I’d been in a veterinary assisting program since I was fourteen, spending my afternoons shadowing vets, handing off surgical instruments, working under canine trainers, and generally collecting animal knowledge like it was a competitive sport. I had credentials. I had experience. I had ✨confidence✨ and most importantly, I had absolutely no idea how much I was missing.

At sixteen, I was training with a police K9 trainer I met through school. He was the kind of person who could take a chaotic, high-strung malinois and turn them into a focused, disciplined working machine. It was impressive, it was effective, and it worked, so I didn’t question it.

Why would I? I was sixteen. I worked with animals professionally. I knew things. 

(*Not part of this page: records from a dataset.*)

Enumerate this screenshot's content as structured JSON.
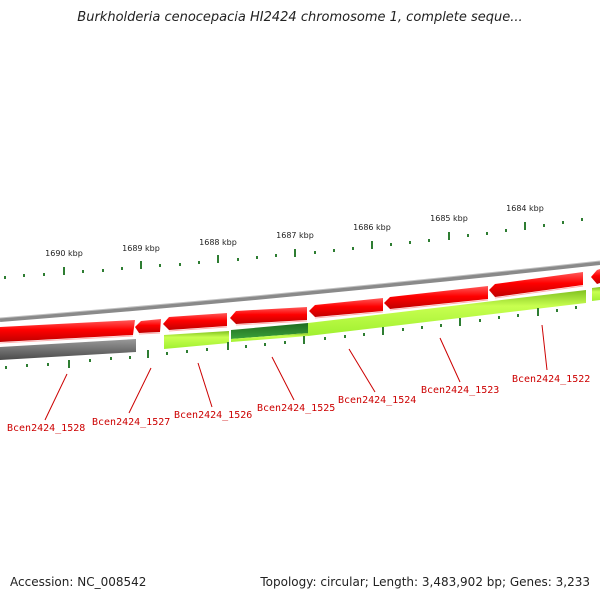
{
  "title": "Burkholderia cenocepacia HI2424 chromosome 1, complete seque...",
  "footer": {
    "accession": "Accession: NC_008542",
    "stats": "Topology: circular; Length: 3,483,902 bp; Genes: 3,233"
  },
  "kbp_labels": [
    "1690 kbp",
    "1689 kbp",
    "1688 kbp",
    "1687 kbp",
    "1686 kbp",
    "1685 kbp",
    "1684 kbp"
  ],
  "gene_labels": [
    "Bcen2424_1528",
    "Bcen2424_1527",
    "Bcen2424_1526",
    "Bcen2424_1525",
    "Bcen2424_1524",
    "Bcen2424_1523",
    "Bcen2424_1522"
  ],
  "colors": {
    "cds": "#ff1a1a",
    "blast": "#aaff33",
    "blast_dark": "#2e8b2e",
    "gray": "#666666",
    "tick": "#2e7d32",
    "label": "#cc0000"
  }
}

At the exact same time, I was working in a veterinary clinic, where every single day I was seeing dogs who were not okay. Dogs frozen on the exam table. Other dogs planting their feet at the doorway like they were going to be forced through a haunted house. Dogs panting, trembling, refusing treats while everyone in the room said, “Oh, you are just fine.”

Including me.

You see, I had been trained to look at the clinical picture such as vitals, symptoms, and procedures. I was not trained to see quieter messages: a yawn that has nothing to do with being tired, panting that says I am one second away from a panic attack, and stillness resulted from a dog completely shutting down.

I was watching stress unfold in real time, fully convinced I understood what I was seeing.

Enter: Zephyr

My first dog, arriving right in the peak teenage know-it-all era.I did her vaccines, assisted in her spay, and trained her to be, by all visible standards, a perfect dog. She could do everything I asked. She listened, she performed, she checked every box I thought mattered.

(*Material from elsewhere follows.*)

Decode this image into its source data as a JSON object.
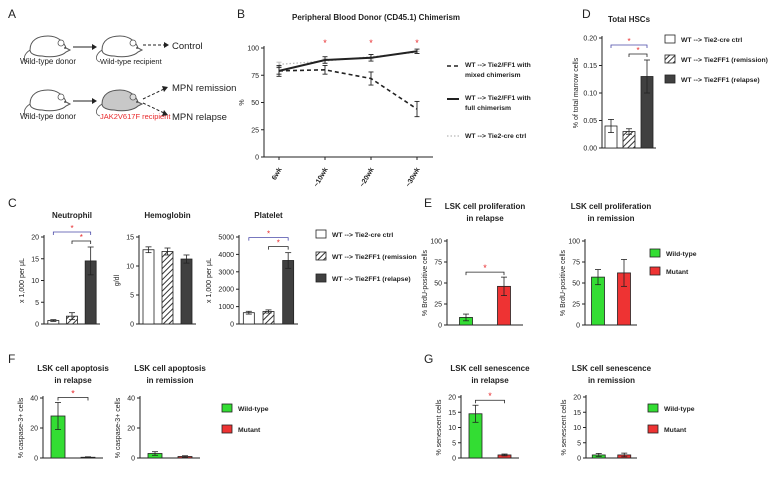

And while she was learning how to be a great dog from a human perspective, I was still learning how to be a good trainer from a dog’s perspective. We just didn’t know that yet.

The moment everything got uncomfortable

I took a Fear Free certification course through the clinic, and this is where things started to unravel in the best way. Because suddenly, all those little things I had been seeing but not seeing had names:

Fear. Stress. Anxiety.

And once you see it, you can’t unsee it.

Which led to the question: If fear is quietly wrecking dogs in the exam room, what is it doing in training? More specifically, what is it doing in training methods that rely on the dog’s discomfort?

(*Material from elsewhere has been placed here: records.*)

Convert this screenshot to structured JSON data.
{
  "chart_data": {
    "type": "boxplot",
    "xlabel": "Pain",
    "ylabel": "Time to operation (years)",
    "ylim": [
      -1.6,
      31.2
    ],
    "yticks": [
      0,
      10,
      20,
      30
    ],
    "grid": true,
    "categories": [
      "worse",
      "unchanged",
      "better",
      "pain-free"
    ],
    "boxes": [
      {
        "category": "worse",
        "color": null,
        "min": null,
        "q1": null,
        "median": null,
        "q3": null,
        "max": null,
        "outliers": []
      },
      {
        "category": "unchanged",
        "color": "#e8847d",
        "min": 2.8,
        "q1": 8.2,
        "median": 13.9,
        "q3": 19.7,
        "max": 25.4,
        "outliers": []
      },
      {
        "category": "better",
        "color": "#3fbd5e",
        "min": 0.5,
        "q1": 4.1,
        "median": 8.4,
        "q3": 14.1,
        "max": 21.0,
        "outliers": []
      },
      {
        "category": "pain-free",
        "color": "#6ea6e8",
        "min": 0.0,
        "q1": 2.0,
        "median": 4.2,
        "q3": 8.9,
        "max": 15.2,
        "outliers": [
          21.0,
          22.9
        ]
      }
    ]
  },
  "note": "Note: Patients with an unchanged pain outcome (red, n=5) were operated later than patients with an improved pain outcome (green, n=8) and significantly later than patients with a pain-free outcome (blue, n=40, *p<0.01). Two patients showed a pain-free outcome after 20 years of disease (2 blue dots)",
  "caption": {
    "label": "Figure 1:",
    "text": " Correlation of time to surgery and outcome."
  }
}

I started questioning things and then I slowly began to quietly re-evaluate everything I thought I knew (which is deeply inconvenient when you already think you know everything.)

my unlearning era

In college, I had the chance to work under a mentor who used positive reinforcement exclusively. That’s where things began to shift. I started seeing dogs who weren’t just compliant, but engaged- dogs who chose to participate and actually understood what was being asked of them.

And the science? It just kept backing it up. Over and over again, the same conclusion: Dogs learn better, retain more, and hold up under pressure more reliably when training is built on reward rather than correction. Not a trend. Not a style. This is just how learning works.

Zephyr, ten years later

Zephyr is ten now, and she has lived through every phase of my learning curve. She learned how to live in a human world while I learned how to better meet her in her world, and somewhere along the way, that became the foundation of everything I do now.

She’s the reason this business exists. She’s the reason it carries her name. And she is, without question, the most important dog I have ever worked with. This is not because I did everything right, but because she was there while I figured out how to do better.

what this means for you (and your dog)

If you’re feeling frustrated, if your dog isn’t responding the way you expected, or if things just don’t feel quite right, congrats, you have reached the uncomfortable point of growth that all great pet owners inevitably reach. You’re not failing. It just means that it’s time to pivot and think outside of the box. 

If you’re in that in-between space, where things aren’t quite clicking but you know there has to be a better way, you don’t have to figure it out alone. That’s where we come in  and where we start building something that works and actually lasts.

I used to think being a good trainer meant knowing everything. Now I know it means being willing to learn, even when it’s a little uncomfortable.


TLDR

I went from confident, correction-based training to a science-backed, reward-based approach after realizing how much I was missing about canine behavior. Now I help dog owners train with clarity, compassion, and methods that are proven to last.


Maddie Edmunds, ABCDT

I’m a certified dog trainer through Animal Behavior College, a proud member of Association of Professional Dog Trainers, and Fear Free Certified. My work is rooted in behavioral science and centered on creating safe, supportive learning environments for both dogs and their people.